Editorial

Brian Young (The Business School, University of Exeter, Exeter, UK)

Young Consumers

ISSN: 1747-3616

Article publication date: 17 August 2015

152

Citation

Young, B. (2015), "Editorial", Young Consumers, Vol. 16 No. 3. https://doi.org/10.1108/YC-06-2015-00535

Publisher

:

Emerald Group Publishing Limited


Editorial

Article Type: Editorial From: Young Consumers, Volume 16, Issue 3

Welcome to the third issue of volume 16 of Young Consumers. We have our usual international mix of nations and nationalities represented here with authors from The Netherlands, India, Ireland, Finland, France and New Zealand. There are a range of issues covered from new media to brands and religion. Methods used range over several qualitative investigations, as well as more traditional quantitative ones.

I have chosen as lead paper a contribution by Eva van Reijmersdal from the Amsterdam School of Communication Research, together with her colleagues Esther Rozendaal and Moniek Buijzen at the Behavioral Science Institute in Nijmegen. This research group has made an important contribution to the growing field of research into children and new media. Much advertising in this genre is embedded in an integrated mix of advergames, branded Web Sites and brand-integrated magazines, and these pose particular issues for children and, particularly, what the role of the understanding of advertising intent is in children’s processing of these messages. Using print advertising and using boys as participants, these researchers found unexpected results which raise future questions about this complex area.

Abhigyan Sarkar, Juhi Gahlot Sarkar and Abhilash Ponnam from IBS (Hyderabad) in India provide a stimulating paper on brand sacralization in young Indian consumers. The effect of brands on the emotions of consumers is taken to a higher level in this process, where the brand is seen as providing a quasi-religious experience. The analysis using qualitative techniques provide consumer insights into the different ways young consumers talk about and provide accounts of these experiences.

Kevina Cody from Dublin Institute of Technology in Ireland has given us an imaginative and thoughtful description of both theory and practice that does justice to the changing and different positions from which children speak. These stories of consumption are framed in a process called the crystallization approach to research design. Using qualitative techniques, the shopping experience of tween girls in Ireland come alive in the quotes she uses.

Henna Syrjälä, Hanna Leipämaa-Leskinen and Pirjo Laaksonen from the University of Vaasa in Finland were interested in social needs in young adult consumers at the University. They argue that there are two – being similar to others (need for integration) and also different (need for distinctiveness) – and that both underpin everyday consumption. This paper is theoretically strong and achieves a depth of understanding using an interpretive approach, so we are introduced to finer distinctions within the two basic needs of integration and distinctiveness that emerge from a sophisticated analysis of the accounts provided by over 50 participants.

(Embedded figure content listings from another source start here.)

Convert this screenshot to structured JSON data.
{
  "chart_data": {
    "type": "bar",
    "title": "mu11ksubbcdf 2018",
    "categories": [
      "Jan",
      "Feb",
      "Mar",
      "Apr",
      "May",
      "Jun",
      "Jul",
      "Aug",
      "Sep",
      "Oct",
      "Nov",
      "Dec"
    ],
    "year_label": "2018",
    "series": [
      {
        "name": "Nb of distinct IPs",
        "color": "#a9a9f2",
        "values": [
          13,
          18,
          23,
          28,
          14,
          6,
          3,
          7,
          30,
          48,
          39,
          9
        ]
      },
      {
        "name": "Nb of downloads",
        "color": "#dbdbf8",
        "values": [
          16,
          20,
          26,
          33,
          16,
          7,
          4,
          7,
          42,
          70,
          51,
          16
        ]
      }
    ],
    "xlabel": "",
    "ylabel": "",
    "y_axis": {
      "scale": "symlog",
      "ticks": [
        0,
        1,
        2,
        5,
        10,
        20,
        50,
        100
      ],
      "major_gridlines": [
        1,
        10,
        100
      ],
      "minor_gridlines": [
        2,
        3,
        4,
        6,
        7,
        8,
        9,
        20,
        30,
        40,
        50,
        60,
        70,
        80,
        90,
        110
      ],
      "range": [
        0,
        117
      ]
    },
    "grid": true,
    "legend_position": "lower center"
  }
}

Valérie Hemar-Nicolas from Paris Sud University in France, together with her colleagues Mathilde Gollety from Pantheon Assas University, Coralie Damay from ISC Paris and Pascale Ezane from the University of Rouen, are interested in children consuming food together. Using focus groups and observation, they sampled 7-11 year olds and found that children were driven largely by taste preference rather than brand name and peer influence was low. Although food brands were used as names to designate products, there was no evidence that they used these brands to integrate socially or convey their self-identity.

Finally, we have two papers with a strong emphasis on quantitative methodologies. Yalim and Ozlem Ozdinc from Whitireia Community Polytechnic in New Zealand investigated celebrity endorsement, when the celebrity is associated with bad news – drug use for example. They used a large sample of teenage footballers and identified and selected four kinds of “celebrity engendered negative messages”, such as moral conduct or physical condition. The results were interesting and complex and will provide valuable information for the academic and practitioner alike.

Ruppal Sharma from the Indian Institute of Foreign Trade in New Delhi looks at a complex question which involves the interrelationships between various marketing indices, such as attitude toward the ad and the brand, brand recall and purchase intention and considers them as a function of age. A large sample of over 650 respondents meant that the relationships and a model can be tested, and the marketing implications can be explored.

I hope you enjoy each and every one of them. Finally many thanks to all our reviewers and contributors without whom these regular issues would not be possible.